A hypebeast anatomy class
A diagram depicting the ‘fuccboi glass ceiling’ has been doing the rounds on Instagram and Reddit lately, having originated in London’s satirical political/fashion/feminist magazine Mushpit. The diagram places several fashion brands – mostly focused on streetwear – under four labels: innovation, aspiration, absorption, and iteration, with varying levels of disapproval. While Comme des Garçons, HBA, and Telfar are branded ‘high fashion’ (and, thus, fall under the innovation category and above the queer threshold) Bape, Vetements and Raf Simons have to settle for ‘aspirational’. Meanwhile, Palace and Supreme emerge from the murky heterosexual soup which swims at the diagram’s bottom.
Obviously, all of this has led to plentiful sounding off in comment sections about who’s who and should fall where. But Lucas Mascatello, the artist, strategist, and creator of New York newspaper Civilization that contributed the ‘fuccboi glass ceiling’ diagram to issue 10 of Mushpit, seems to take it pretty seriously.

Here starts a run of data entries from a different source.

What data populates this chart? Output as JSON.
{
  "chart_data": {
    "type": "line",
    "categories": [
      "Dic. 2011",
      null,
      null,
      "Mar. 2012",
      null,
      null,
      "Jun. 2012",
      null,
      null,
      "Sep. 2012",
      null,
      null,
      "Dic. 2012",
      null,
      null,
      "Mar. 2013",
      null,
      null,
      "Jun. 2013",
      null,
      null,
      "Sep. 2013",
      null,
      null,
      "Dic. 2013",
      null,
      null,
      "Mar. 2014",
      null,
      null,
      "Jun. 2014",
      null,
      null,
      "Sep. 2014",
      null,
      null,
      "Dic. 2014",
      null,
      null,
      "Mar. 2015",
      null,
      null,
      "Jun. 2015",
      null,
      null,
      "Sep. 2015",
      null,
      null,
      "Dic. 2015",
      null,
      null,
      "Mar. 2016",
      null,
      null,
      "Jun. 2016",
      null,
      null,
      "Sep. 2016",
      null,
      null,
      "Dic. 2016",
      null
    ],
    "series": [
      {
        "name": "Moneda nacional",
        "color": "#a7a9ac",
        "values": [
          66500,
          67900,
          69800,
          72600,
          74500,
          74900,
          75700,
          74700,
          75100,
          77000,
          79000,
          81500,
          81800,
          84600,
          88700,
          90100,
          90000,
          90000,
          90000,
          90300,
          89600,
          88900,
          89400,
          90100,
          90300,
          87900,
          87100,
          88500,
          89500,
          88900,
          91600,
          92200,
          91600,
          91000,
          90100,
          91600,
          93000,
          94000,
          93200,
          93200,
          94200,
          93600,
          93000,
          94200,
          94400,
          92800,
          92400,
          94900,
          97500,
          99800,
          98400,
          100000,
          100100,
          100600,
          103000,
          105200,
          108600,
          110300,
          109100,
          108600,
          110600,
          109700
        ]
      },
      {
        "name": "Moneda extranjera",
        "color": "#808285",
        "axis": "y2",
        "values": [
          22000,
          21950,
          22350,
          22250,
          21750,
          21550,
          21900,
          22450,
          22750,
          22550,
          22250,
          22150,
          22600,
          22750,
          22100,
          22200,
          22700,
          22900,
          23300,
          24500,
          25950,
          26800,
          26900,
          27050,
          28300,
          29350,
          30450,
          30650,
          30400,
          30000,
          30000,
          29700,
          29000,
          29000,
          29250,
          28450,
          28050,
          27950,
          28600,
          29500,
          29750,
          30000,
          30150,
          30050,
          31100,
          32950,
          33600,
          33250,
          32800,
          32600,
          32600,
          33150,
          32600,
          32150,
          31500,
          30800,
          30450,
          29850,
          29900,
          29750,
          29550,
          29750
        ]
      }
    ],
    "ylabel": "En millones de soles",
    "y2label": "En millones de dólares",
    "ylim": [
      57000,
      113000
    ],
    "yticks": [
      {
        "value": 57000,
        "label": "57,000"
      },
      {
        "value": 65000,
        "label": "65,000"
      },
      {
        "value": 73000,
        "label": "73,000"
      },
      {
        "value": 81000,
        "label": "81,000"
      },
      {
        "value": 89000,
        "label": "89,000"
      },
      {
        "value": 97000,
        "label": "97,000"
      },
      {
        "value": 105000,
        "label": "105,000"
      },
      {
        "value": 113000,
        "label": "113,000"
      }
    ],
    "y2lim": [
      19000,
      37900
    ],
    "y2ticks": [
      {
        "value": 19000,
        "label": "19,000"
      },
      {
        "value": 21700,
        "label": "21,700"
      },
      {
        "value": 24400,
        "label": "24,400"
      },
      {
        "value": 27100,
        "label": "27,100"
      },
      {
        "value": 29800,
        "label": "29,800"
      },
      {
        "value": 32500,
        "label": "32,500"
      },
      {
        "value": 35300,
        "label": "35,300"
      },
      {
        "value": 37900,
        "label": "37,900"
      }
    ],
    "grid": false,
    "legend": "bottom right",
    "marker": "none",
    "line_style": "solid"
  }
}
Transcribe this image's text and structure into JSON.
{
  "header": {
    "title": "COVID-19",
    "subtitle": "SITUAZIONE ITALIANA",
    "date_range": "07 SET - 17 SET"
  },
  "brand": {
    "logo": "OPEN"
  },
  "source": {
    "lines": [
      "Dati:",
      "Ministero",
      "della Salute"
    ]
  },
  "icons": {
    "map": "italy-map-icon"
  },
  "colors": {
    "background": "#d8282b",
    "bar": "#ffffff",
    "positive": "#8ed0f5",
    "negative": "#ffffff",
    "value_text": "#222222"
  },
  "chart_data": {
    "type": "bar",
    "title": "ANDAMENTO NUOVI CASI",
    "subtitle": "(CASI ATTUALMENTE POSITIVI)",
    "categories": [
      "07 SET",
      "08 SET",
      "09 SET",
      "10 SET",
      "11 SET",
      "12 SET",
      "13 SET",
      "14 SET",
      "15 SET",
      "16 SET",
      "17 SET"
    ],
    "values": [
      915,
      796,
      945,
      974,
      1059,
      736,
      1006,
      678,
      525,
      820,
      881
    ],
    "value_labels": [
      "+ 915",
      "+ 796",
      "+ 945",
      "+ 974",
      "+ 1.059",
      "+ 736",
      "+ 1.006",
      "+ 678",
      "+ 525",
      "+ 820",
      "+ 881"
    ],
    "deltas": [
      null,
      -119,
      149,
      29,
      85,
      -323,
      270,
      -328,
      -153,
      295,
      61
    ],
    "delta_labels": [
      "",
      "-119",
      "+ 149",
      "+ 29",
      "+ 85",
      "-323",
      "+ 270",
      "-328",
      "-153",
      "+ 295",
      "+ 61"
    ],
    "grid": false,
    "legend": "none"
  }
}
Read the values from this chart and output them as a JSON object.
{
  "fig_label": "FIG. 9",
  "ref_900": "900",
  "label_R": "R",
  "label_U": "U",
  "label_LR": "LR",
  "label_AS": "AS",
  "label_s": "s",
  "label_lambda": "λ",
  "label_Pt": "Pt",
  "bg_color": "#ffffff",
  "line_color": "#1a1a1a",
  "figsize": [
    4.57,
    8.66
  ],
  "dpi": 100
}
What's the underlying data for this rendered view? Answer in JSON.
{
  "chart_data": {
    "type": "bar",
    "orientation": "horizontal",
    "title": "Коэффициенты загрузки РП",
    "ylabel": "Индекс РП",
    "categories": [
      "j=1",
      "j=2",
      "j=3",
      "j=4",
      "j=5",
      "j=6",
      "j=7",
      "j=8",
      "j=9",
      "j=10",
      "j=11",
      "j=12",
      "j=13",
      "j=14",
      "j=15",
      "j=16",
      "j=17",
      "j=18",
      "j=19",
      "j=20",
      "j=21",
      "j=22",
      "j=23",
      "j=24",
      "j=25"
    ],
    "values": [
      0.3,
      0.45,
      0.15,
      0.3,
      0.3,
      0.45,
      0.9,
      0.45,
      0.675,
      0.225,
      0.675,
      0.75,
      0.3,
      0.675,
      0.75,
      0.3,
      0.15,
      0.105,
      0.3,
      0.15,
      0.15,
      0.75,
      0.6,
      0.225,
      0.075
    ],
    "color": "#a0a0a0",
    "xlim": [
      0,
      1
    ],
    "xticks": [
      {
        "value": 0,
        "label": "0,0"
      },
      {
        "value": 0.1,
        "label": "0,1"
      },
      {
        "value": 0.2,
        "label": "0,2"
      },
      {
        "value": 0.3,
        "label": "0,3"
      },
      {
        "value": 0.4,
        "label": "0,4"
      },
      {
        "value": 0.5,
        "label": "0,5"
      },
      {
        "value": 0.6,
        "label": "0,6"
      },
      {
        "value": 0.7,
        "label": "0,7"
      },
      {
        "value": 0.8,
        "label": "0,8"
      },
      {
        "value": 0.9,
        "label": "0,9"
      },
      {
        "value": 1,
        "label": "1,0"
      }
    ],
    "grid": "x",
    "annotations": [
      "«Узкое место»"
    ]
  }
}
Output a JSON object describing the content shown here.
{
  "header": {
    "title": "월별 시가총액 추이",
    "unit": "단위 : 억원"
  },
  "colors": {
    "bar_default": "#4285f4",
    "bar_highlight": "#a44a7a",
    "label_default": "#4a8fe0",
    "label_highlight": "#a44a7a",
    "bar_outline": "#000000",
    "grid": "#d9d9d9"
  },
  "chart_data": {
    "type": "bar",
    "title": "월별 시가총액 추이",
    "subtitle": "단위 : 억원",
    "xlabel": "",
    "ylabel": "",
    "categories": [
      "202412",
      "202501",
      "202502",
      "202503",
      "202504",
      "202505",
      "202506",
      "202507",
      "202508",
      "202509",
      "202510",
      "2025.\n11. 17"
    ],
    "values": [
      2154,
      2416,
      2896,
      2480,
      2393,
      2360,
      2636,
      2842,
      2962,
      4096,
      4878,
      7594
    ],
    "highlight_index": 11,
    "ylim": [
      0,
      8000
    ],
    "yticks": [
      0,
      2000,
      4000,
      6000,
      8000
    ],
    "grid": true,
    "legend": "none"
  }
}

“I feel really cynical about streetwear and what it’s doing to youth culture. I’m not a huge fan of the fashion industry to begin with, but streetwear turning kids into yuppies by domesticating and selling off subcultural aesthetics is particularly gross,” he explains. “I feel really disgusted by the way that aspirational branding has pushed luxury into every market and erased the middle class. It’s made 12-year-old kids into hypebeasts, while also forcing middle-aged men to dress like teenagers.”
“It’s really about how straight white teenagers ruin fashion by supporting brands that commodify and deradicalise countercultural ideas” – Lucas Mascatello
So the diagram isn’t just a bit of fun, but a genuine critique of streetwear brands and the culture they’ve spawned. “It’s really about how straight white teenagers ruin fashion by supporting brands that commodify and deradicalise countercultural ideas,” Mascatello adds. This explains the addition of a ‘queer threshold’ to the diagram – above which one is safe from the artist’s sartorial shade – and the aforementioned heterosexual soup.
Why has the ‘fuccboi glass ceiling’ diagram found traction? Mascatello agrees that it has something to do with its ability to trigger arguments: “People mostly like to argue about the brands themselves in the diagram,” he says. “I think it irritated some people who consider themselves experts in fashion, but that was sort of the point.”